Multi level governance mechanism

-Use transparent encryption and decryption in external audit access or closed scenario.

-In the office environment, focus on post tracking and traceability to maintain a good user experience.

-Within the IT department, the management should be as strict as possible, and strict measures can be thought of.

-In the trading area, pay attention to the protection of sensitive data sources.

-----------------I'm the dividing line---------------------

The best things in life are all kinds of experiences and unforgettable experiences. The process is more painful and the results are better. If you, like me, encounter all kinds of rather "painful" physical calendar in enterprise security, you will certainly thank and miss this physical calendar later.

Note appended:

Nie Jun, an information security practitioner, has more than ten years of experience in information security in the financial industry. Good reading, no understanding. Cheerful personality, like football.

This subscription number article is a personal experience and experience sharing of work and life.
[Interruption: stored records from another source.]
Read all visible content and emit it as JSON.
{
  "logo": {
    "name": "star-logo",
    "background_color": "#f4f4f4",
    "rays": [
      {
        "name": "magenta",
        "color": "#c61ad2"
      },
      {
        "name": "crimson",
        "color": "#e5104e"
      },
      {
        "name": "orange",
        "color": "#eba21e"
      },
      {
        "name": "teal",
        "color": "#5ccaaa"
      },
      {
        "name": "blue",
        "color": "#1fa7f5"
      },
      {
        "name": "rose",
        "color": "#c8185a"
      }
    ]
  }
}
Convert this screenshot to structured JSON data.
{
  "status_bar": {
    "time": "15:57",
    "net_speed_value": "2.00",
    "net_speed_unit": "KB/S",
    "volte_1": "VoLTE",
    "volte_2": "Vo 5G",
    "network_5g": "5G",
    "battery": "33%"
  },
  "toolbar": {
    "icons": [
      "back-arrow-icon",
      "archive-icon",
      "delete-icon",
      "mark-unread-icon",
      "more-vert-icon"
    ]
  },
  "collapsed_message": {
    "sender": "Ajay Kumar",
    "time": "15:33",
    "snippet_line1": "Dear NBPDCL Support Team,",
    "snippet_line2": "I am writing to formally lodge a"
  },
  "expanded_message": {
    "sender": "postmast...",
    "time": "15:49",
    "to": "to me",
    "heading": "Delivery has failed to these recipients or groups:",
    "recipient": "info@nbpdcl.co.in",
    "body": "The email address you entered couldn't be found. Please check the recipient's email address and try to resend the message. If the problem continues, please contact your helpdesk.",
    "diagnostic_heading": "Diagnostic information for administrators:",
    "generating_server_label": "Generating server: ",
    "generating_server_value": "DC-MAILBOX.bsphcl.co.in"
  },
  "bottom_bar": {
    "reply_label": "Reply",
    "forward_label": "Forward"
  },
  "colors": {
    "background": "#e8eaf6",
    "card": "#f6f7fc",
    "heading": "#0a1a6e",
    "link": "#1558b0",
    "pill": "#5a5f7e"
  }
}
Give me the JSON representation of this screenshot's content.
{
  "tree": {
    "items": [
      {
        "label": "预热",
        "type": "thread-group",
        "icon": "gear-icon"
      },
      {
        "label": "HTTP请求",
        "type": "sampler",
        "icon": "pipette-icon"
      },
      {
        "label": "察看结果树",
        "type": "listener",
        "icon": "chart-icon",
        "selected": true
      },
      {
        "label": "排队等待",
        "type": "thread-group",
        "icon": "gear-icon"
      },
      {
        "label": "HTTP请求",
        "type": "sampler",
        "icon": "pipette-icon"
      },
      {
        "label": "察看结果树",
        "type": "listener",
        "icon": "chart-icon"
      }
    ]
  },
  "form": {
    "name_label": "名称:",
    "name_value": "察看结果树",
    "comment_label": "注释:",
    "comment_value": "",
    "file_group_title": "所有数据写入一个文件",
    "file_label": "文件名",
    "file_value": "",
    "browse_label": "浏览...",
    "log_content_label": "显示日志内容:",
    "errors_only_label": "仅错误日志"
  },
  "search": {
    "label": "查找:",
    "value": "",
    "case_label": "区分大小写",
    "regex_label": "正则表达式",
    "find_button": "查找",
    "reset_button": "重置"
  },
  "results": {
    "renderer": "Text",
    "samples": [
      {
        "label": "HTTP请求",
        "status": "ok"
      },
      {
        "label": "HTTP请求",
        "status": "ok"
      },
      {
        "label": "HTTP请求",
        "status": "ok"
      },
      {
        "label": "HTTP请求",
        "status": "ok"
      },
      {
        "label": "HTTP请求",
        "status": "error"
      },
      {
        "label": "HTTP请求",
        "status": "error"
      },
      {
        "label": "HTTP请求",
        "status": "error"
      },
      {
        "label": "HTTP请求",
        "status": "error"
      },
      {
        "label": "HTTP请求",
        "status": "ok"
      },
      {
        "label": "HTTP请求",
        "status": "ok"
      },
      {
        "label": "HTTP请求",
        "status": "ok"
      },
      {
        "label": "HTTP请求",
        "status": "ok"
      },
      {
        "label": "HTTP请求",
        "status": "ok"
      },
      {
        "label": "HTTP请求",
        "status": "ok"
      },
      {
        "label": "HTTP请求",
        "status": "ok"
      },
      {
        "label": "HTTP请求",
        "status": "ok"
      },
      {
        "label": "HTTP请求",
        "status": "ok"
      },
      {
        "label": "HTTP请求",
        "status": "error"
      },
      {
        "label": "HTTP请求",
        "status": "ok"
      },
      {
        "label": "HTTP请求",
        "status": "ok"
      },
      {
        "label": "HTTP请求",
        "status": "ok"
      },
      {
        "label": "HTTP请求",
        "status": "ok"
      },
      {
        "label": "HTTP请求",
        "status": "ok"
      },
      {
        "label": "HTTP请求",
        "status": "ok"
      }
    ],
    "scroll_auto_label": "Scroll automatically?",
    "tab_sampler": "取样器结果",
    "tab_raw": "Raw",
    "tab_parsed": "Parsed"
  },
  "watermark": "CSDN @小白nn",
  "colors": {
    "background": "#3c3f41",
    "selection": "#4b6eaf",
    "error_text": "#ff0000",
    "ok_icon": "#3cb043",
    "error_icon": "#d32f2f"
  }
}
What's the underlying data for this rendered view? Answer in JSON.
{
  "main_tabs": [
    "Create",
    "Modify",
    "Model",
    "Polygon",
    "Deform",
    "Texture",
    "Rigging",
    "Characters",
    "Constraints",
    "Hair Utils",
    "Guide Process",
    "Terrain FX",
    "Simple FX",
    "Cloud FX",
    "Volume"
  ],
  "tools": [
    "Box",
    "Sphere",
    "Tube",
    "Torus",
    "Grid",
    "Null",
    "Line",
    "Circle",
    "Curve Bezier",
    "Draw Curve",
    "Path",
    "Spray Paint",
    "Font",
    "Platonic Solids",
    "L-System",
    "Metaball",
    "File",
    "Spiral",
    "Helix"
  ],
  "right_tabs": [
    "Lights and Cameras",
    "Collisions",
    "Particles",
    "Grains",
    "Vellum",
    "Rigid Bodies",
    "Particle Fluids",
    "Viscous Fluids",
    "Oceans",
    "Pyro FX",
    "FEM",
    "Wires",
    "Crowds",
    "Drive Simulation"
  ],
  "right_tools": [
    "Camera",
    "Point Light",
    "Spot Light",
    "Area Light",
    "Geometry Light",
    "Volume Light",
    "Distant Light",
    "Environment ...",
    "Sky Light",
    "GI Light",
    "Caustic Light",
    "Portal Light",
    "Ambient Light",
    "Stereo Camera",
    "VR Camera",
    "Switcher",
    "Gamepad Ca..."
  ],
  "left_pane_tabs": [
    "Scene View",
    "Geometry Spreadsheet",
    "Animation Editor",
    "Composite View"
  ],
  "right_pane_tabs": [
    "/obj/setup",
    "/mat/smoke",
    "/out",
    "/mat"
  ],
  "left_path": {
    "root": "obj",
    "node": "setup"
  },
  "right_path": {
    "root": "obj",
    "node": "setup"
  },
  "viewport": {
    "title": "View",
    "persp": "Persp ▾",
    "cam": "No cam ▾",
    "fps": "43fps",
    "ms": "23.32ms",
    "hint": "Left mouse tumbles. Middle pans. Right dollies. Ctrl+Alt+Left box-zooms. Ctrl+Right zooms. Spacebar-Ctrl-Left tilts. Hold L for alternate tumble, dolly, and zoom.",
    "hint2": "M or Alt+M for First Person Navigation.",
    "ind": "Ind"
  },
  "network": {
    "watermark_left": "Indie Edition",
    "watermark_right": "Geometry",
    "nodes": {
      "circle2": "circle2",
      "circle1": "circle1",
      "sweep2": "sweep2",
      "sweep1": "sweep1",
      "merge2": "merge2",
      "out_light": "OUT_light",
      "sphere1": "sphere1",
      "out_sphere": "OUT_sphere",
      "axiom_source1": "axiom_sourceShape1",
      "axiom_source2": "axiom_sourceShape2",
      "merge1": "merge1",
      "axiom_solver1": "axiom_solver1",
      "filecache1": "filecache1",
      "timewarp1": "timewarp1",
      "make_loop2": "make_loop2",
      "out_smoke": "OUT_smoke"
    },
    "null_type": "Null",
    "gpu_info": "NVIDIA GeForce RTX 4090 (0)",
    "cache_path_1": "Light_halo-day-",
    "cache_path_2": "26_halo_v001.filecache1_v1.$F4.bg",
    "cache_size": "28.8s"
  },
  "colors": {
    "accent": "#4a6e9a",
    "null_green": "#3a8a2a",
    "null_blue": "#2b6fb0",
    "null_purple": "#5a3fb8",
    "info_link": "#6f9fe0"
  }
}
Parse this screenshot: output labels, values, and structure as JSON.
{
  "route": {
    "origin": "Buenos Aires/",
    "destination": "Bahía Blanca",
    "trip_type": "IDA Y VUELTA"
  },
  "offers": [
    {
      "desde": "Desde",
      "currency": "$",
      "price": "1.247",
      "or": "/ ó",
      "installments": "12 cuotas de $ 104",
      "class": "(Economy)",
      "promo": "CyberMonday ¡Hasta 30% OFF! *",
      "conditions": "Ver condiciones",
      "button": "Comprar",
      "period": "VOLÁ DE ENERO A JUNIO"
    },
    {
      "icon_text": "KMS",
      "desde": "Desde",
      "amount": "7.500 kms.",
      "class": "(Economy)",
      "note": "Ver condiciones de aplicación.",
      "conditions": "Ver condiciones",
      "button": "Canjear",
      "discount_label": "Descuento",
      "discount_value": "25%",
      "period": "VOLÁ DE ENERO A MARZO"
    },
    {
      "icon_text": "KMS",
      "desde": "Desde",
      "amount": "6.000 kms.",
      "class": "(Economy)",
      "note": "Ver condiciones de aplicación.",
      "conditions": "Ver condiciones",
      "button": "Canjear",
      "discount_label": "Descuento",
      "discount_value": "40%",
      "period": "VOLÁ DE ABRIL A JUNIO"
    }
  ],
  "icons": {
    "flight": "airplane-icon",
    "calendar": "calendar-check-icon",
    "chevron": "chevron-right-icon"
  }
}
Reading from different perspectives and positions will lead to deviation, different opinions, not seeking correct unity, but seeking truth, goodness and beauty.

If you want to join the financial industry safety building group, please contact WeChat official account "Jun brother's body calendar", background messages, micro signals + company names, verify identity after entering group, in order to protect the quality of the group, do not guarantee that it can pass the verification.

Long press the QR code to communicate with me.